Литмир - Электронная Библиотека
Содержание  
A
A

ЧАСТЬ II

Наверху и внизу

ГЛАВА 4

Настоятельница Мусиндо

Верность, ведущая к самопожертвованию, считается наивысшим идеалом самураев. Причины этого нетрудно понять. Великодушные могли бы сказать, что это происходит из-за того, что желаемое принимают за действительное. Другие могли бы выразиться и более резко.

Подлинная история кланов империи написана кровью предательств. Однако же, если прочесть то, что было увековечено, то можно подумать, будто великие герои легенд вновь и вновь возвращаются к жизни.

Так стоит ли удивляться тому, что те, кто взрастает на лжи, сами становятся лжецами?

“Аки-но-хаси”. (1311)

1882 год, монастырь Мусиндо в горах к западу от Эдо

Преподобная настоятельница Мусиндо, Дзинтоку, уселась на возвышении в главном зале для медитаций. Она низко поклонилась гостям, которых ввели в зал две молодые женщины, одетые как буддийские монахини давних времен; головы их были покрыты капюшонами из грубой коричневой ткани, такой же, из которой были пошиты рясы. Преподобная настоятельница была одета точно так же; она отвергала наряды из более дорогого и более удобного шелка, который полагался бы ей по рангу.
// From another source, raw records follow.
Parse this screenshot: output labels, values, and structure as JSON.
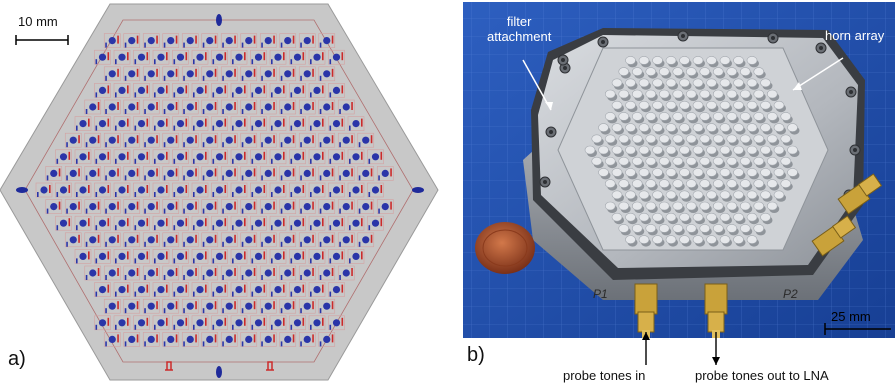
{
  "panel_a": {
    "label": "a)",
    "scale_bar": "10 mm",
    "colors": {
      "wafer": "#c7c7c7",
      "cell_border": "#d4a0a0",
      "pad": "#1f2a9a",
      "probe": "#cc2a2a"
    }
  },
  "panel_b": {
    "label": "b)",
    "scale_bar": "25 mm",
    "callout_filter_line1": "filter",
    "callout_filter_line2": "attachment",
    "callout_horn": "horn array",
    "arrow_in": "probe tones in",
    "arrow_out": "probe tones out to LNA",
    "marking_p1": "P1",
    "marking_p2": "P2",
    "colors": {
      "mat": "#1f4fae",
      "aluminum": "#b8bcc2",
      "sma": "#c9a23a",
      "penny": "#b2562d"
    }
  }
}
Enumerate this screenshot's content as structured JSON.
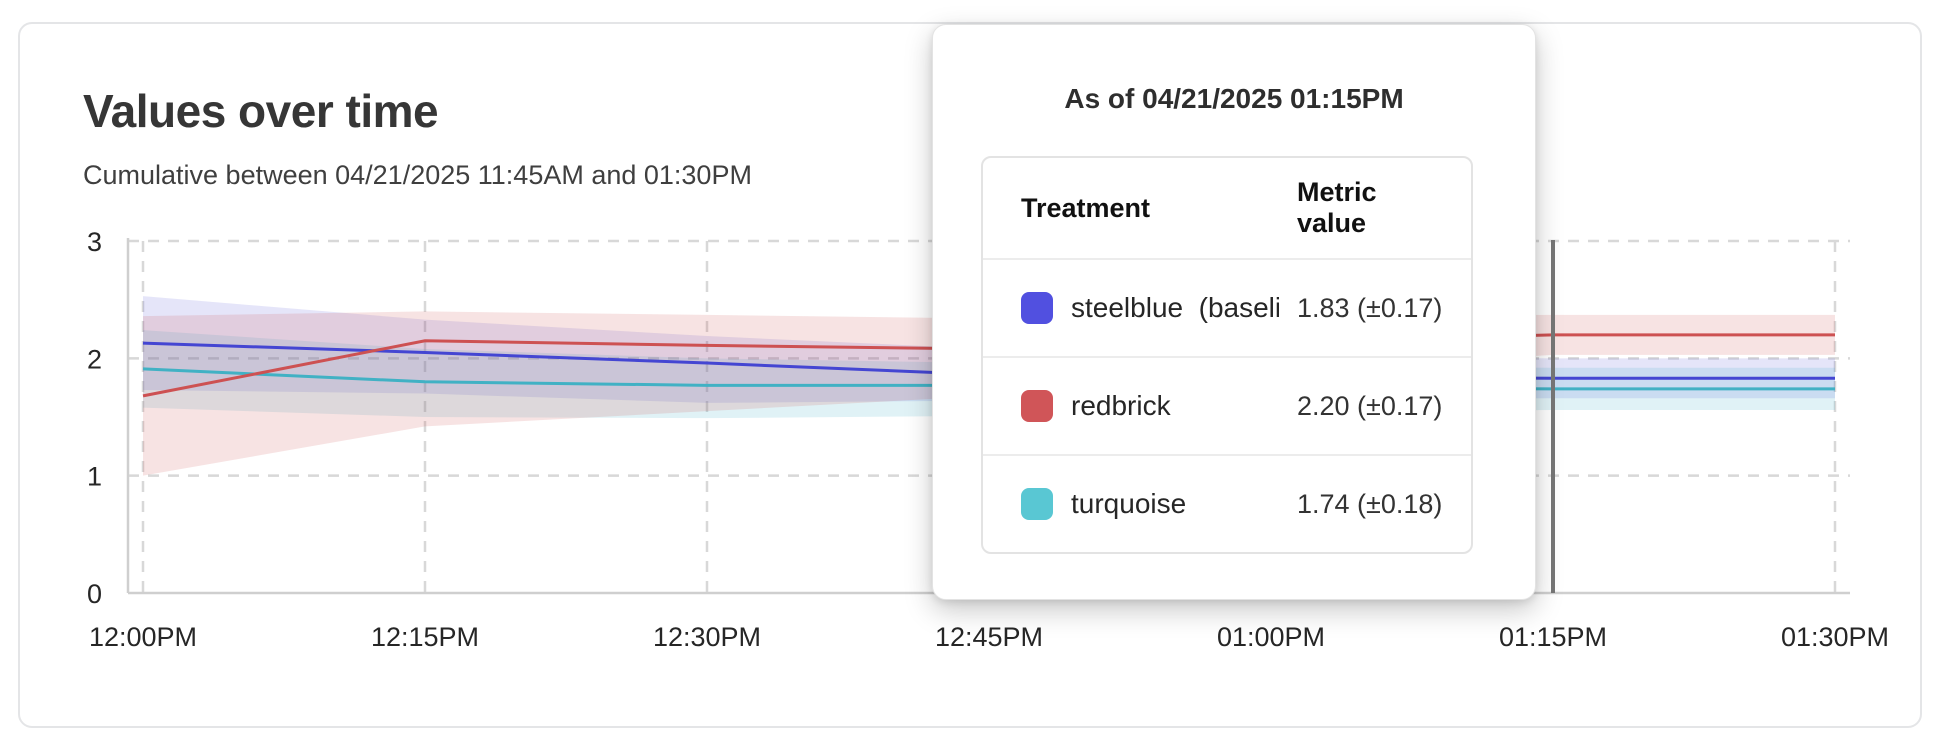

Она и ее помощницы носили капюшоны потому, что не брили голову налысо, как это обычно было принято у буддийских монахинь. Преподобная настоятельница обнаружила, что монахини с длинными, блестящими, красивыми волосами получали куда меньше пожертвований, чем те, которые выглядели более бедными и смиренными. Поскольку настоятельница не желала брить голову, то она не могла требовать этого и от остальных. Вся ее методика сводилась к тому, чтобы вдохновлять последовательниц своим примером. Это был единственный способ добиться нравственной подлинности, а ее авторитет в монастыре Мусиндо базировался главным образом именно на нравственной достоверности.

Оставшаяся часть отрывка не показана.